アダルトチルドレン相談室

メインビジュアル

反社会性パーソナリティ障害

 良心の呵責を覚えることなく、傷害や窃盗、詐欺行為などの反社会的な行動を繰り返すことが特徴です。またすぐにキレてしまい、後先を考えずに危険な行為に及びます。本人は、そういう行動に罪悪感を感じることはありません。なので、犯罪を犯したり、逮捕歴があることが多いです。
 反社会性パーソナリティ障害の人は、10代のころから非行を繰り返し、補導された経験などを持っていることが判断材料のひとつになります。
 他のパーソナリティ障害と比べて、成育環境が荒んでいることも特徴のひとつです。虐待やネグレクト、他にも家族が崩壊していることが多いです。なので、社会の一員としてなすべきことを学ぶ機会を得ていません。道徳心、倫理観などがないまま大人になってしまっています。
 反社会性パーソナリティ障害の人の最大の困難は、他の人との関係ができると激しい怒りや破壊性が突出してくることです。
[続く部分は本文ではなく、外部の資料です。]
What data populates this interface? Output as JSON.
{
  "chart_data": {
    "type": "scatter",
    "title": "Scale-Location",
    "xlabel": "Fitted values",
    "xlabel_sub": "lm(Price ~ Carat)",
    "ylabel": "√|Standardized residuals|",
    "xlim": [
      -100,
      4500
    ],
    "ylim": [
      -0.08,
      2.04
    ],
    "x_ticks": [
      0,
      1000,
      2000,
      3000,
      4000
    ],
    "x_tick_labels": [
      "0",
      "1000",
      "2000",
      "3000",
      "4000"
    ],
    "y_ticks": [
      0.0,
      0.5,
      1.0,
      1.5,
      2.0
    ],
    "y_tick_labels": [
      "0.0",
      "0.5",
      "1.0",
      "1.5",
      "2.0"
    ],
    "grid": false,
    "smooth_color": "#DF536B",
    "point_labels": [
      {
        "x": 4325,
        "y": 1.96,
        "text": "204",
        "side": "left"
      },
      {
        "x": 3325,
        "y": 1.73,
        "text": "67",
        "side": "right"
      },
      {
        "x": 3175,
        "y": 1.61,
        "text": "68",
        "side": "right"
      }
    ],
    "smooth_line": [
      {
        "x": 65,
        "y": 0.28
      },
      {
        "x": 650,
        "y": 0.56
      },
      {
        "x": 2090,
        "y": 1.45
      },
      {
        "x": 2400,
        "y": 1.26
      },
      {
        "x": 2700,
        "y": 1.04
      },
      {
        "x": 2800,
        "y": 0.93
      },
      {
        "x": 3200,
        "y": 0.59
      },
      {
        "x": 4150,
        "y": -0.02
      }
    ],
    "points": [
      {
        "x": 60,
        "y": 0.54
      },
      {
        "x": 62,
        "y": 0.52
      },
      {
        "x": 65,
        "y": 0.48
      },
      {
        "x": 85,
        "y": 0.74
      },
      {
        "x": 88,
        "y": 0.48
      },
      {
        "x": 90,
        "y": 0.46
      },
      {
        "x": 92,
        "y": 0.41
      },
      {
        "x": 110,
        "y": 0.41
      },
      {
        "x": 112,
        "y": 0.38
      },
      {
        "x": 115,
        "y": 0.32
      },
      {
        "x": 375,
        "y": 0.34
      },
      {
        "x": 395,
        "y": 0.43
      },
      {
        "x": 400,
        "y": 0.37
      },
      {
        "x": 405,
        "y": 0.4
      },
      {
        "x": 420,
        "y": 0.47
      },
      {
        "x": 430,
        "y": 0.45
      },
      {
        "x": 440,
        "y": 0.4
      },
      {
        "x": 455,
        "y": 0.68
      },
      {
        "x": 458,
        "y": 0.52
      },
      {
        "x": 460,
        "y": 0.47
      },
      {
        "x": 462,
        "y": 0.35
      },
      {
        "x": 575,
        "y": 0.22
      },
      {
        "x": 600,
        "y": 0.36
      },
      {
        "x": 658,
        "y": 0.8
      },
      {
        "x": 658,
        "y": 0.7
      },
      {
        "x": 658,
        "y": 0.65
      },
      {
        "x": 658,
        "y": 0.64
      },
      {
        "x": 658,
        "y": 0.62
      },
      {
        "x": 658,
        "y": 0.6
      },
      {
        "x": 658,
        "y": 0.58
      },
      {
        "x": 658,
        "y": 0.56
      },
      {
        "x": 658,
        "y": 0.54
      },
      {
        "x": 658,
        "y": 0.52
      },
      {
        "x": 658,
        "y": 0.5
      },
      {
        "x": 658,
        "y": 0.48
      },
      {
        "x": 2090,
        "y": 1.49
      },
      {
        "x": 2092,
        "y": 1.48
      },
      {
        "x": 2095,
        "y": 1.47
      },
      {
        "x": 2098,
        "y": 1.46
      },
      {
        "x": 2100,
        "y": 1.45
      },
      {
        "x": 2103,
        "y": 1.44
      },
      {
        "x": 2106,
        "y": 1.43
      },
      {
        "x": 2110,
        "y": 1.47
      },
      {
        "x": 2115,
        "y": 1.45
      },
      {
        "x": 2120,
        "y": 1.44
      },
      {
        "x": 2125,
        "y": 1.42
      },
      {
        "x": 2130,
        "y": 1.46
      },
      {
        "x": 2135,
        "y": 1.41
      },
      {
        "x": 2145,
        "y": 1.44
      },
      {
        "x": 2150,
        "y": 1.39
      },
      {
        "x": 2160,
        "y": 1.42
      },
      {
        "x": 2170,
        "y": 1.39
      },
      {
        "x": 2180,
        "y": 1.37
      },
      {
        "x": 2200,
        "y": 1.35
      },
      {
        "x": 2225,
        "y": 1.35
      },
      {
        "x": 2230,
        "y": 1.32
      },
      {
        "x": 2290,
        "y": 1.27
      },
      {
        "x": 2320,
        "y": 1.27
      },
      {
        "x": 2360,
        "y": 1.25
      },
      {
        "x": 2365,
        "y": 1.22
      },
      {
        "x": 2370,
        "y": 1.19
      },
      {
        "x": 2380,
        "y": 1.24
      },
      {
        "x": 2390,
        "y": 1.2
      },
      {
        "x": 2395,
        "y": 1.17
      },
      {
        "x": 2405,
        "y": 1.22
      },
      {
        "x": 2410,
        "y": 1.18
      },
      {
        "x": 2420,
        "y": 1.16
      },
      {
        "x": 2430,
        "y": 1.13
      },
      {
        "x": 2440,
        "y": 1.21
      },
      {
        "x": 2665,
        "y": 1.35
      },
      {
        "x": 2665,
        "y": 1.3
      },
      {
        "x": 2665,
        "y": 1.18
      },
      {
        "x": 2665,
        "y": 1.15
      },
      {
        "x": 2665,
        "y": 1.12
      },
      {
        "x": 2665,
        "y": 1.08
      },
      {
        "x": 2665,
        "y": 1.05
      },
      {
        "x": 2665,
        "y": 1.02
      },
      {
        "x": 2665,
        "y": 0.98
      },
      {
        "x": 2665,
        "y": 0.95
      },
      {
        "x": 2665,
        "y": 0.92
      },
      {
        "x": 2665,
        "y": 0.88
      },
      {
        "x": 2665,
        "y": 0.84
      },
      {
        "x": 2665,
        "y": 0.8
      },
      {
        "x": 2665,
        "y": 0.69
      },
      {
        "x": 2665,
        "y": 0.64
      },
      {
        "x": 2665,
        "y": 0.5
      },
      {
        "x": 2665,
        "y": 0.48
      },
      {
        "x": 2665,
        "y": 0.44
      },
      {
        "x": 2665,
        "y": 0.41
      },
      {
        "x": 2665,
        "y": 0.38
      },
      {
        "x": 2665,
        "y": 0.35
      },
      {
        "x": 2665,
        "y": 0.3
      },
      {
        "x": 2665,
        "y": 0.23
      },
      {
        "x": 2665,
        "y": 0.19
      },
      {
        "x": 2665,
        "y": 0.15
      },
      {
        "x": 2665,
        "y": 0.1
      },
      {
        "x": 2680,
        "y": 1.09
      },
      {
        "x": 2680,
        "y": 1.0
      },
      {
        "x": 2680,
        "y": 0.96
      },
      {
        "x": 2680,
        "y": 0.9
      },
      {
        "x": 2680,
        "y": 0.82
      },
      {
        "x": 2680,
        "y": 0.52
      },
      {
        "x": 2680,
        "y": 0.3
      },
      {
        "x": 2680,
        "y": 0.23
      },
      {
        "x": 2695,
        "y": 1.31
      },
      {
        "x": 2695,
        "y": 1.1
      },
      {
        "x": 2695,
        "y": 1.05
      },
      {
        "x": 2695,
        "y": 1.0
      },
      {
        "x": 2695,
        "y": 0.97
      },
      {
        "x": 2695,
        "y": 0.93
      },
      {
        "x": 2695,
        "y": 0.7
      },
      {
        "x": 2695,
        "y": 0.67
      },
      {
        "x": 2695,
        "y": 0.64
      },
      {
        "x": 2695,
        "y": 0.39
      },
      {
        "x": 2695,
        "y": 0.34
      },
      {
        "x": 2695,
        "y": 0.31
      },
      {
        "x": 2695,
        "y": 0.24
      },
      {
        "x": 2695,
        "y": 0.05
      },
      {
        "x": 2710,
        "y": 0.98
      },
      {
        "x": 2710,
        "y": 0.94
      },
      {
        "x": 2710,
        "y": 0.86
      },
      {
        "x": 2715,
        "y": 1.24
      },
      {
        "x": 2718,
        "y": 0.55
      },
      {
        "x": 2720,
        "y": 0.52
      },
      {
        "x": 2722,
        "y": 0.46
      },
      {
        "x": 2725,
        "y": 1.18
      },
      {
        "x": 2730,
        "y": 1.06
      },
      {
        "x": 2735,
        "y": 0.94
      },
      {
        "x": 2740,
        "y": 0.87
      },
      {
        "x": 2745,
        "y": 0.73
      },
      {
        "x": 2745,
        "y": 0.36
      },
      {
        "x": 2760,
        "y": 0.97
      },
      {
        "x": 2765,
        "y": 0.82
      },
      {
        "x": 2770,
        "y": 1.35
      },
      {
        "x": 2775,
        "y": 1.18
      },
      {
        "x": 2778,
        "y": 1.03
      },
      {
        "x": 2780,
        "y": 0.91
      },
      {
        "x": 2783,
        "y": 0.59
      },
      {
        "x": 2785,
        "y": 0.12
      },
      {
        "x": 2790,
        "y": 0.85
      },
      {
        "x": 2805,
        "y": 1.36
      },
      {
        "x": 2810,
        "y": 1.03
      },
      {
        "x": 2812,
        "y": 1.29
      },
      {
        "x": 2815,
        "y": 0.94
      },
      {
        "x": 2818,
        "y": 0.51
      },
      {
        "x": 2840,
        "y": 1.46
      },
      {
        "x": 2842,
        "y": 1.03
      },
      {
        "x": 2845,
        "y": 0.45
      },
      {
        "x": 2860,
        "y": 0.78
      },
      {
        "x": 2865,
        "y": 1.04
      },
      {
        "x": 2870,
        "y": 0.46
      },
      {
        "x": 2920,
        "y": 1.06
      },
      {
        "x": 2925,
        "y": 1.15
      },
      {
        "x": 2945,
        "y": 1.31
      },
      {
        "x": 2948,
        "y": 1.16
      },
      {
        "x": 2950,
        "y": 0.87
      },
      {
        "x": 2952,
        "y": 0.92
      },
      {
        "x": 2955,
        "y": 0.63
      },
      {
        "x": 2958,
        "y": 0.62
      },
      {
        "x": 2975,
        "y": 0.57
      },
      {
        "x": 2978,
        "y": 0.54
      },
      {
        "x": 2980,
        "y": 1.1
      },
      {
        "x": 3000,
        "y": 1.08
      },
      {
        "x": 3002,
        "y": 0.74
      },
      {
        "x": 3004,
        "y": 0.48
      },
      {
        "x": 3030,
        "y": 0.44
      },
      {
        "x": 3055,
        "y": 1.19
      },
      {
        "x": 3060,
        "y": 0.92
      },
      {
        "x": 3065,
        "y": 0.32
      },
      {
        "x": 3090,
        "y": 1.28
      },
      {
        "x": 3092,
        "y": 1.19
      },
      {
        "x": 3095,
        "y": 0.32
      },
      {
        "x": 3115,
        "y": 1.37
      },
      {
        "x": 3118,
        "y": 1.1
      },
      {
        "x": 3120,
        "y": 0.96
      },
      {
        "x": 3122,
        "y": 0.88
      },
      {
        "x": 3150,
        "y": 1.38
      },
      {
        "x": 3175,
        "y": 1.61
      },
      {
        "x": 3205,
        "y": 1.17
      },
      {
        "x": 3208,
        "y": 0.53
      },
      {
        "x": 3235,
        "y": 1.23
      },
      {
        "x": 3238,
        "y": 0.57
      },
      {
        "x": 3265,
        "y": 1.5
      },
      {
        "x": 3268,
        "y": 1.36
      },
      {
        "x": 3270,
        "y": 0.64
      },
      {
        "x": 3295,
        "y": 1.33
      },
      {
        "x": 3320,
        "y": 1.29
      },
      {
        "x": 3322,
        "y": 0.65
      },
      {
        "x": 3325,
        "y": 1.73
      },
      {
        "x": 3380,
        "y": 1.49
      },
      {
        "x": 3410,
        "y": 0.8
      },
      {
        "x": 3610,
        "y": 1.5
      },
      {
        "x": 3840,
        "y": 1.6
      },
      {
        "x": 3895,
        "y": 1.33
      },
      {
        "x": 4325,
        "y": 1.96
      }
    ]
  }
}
窃盗、詐欺をはじめ、暴力も頻発します。なので、他者と社会生活を一緒に送ることがとても困難なのです。仕事を続けることも、家庭を守ることも本人にとっては簡単なことではありません。心の癒し方を知らないので、薬物依存やアルコール依存に陥ることもよくあります。

 

反社会性パーソナリティ障害の回復

 何かトラブルが起こると、外に原因を求めてしまいますが、自分の内に何が問題だったのかを求めるようにしてください。そして、原因を見つけることが出来たら、反省しそこを変えていくことが重要です。外に原因を求めている限り、同じことを延々と繰り返してしまいます。なので、今の苦しさがあります。自分の中に原因を見つけることができれば、自分を変えることで同じ苦しみにあうことは減っていきます。

 

回復のために周りの人ができること

 反社会性パーソナリティ障害の人は、一般の医療機関で治療を受けるケースはほとんどなく、矯正施設などの厳格な規律がもうけられた環境下で、一定の制約のもと、治療者に管理されながら治療を受けるかたちがとられます。なので、周りの人がサポートする場面は少ないです。本人と面会する機会があるのであれば、信頼をしていることや、愛情を持っていること、社会復帰を望み、待ち続けていることをしっかり伝えてください。身近な人に見守られていると実感することは本人の回復をうながします。反対に、身近な人から見放されることは、悪化させる要因のひとつになります。周囲の人ができるだけ変わらないスタンスで、温かく見守り続けることが大切です。